NEW YORK — Two weeks after the largest IPO in Wall Street history, analysts covering SpaceX have reached a rare kind of consensus: they all see a great company, and they cannot agree on what it is worth. Price targets on $SPCX now stretch from $62 to $310 — one of the widest dispersions on any large-cap stock — even as the rating skews firmly toward Buy.
The split is less a warning than a reflection of how new and how unusual SpaceX is as a public company, spanning rockets, a global internet network, and an AI division after its xAI combination. With little public history to model, the Street is left debating the future rather than the past.
A Bullish Consensus, a Huge Range
Of the analysts who have initiated coverage, the clear majority rate SpaceX a Buy, building on the first wave of Wall Street buy ratings that greeted the stock after its debut. The average 12-month target sits around $187.80, implying solid upside from current levels.

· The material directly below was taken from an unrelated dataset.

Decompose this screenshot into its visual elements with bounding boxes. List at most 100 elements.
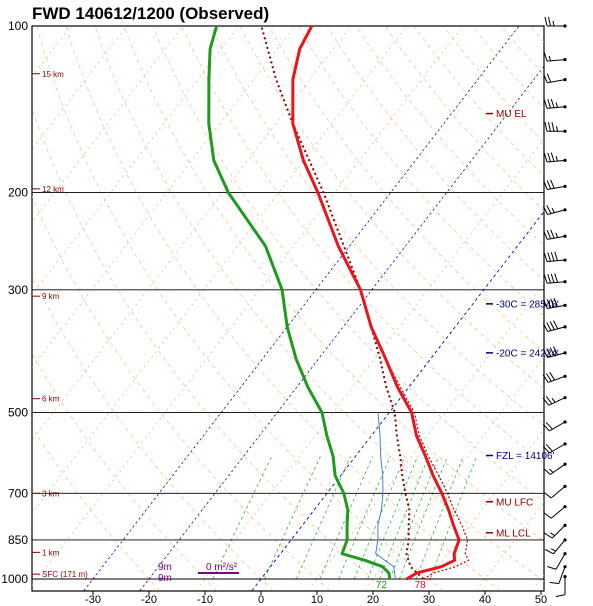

But the edges tell the story. The most bullish shop sees $310, betting that Starlink's cash flows, a Starship-enabled launch monopoly, and orbital AI data centers compound for years. The most bearish, including Morningstar's $62 fair value, argues the stock already prices in a decade of flawless execution. Both can point to the same balance sheet and reach opposite conclusions.
The Tape Today
SpaceX — NASDAQ: SPCX — traded near $157, off its post-IPO high but holding well above its $150 opening print from the June 12 debut, with a market value still north of $2 trillion. That keeps it among the largest public U.S. companies, ahead of Tesla by market cap. Tesla — NASDAQ: TSLA — changed hands in the low $370s, ranging between roughly $371 and $379 on the session for a market capitalization near $1.41 trillion, with the analyst average target around $421. Live quotes are available for $SPCX on Yahoo Finance, Google Finance, WSJ, and Nasdaq, and for $TSLA on Yahoo Finance and Nasdaq. Broader gauges $SPY and $QQQ were little changed.
Think in Decades
The dispersion echoes a message SpaceX leadership has hammered since the roadshow. President Gwynne Shotwell told new investors to think in decades, not quarters — a framing that helps explain why near-term targets vary so widely. When the bull case rests on markets that barely exist yet, like orbital compute and direct-to-cell connectivity, small changes in assumptions swing the math enormously.
For now, the wide range is arguably healthy: it means real two-sided debate rather than herd consensus, and it leaves room for the stock to surprise. As coverage deepens and the company posts its first quarters as a public entity, analyst surveys compiled by outlets like MarketBeat should narrow. Until then, $SPCX remains the market's biggest, most fascinating question mark — and plenty of investors are happy to bet on the long arc.
This article does not constitute financial advice. Readers are advised to do their own research before investing in the stock market. Prices cited are point-in-time snapshots and may be stale — always confirm on a live financial source.